Agreement Between Devices
We often seek to evaluate the performance of a quantitative medical device by comparing it with an existing quantitative medical device or an existing laboratory instrument. This is typically done to show, for example, that a new medical device offers better performance (e.g., improved accuracy or faster response) while producing results that are clinically equivalent to an existing medical device or an accepted laboratory system. This comparison may be necessary for submitting a 510(k) application to the Food and Drug Administration and is commonly known as demonstrating substantial equivalence. The comparison is carried out by analyzing pairs of identical samples using both analytical platforms. There are several ways to look at the data generated by such comparison, but let's start by discussing two wrong, but unfortunately common, ways to analyze data from such comparison studies.

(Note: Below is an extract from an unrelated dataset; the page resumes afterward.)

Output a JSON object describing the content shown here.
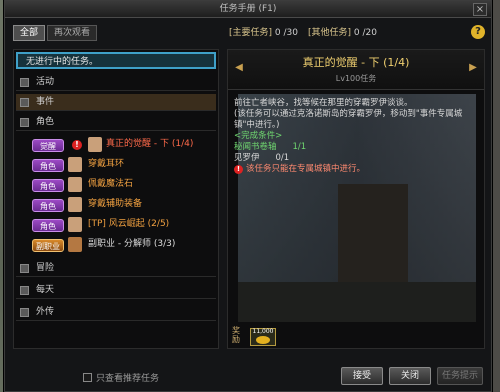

First, you should not rely on the correlation coefficient to evaluate the agreement between two sets of results. The correlation coefficient between the results obtained with two platforms is not a measure of agreement. The correlation coefficient is a measure of a linear relationship. If the values reported by one device are about twice the values reported by another device, the correlation between the two sets of results would be a respectable number close to 1 even though the two devices are clearly not clinically equivalent.
Second, and closely related, do not regress the results of the new device on the results of the existing device (or the accepted laboratory system) and use the coefficient of determination (R2) as a measure of agreement between the two analytical platforms. Again, you can have a large fixed bias and/or a large proportional bias, which makes the two platforms clinically non-equivalent, and still obtain a respectable (close to 1) coefficient of determination.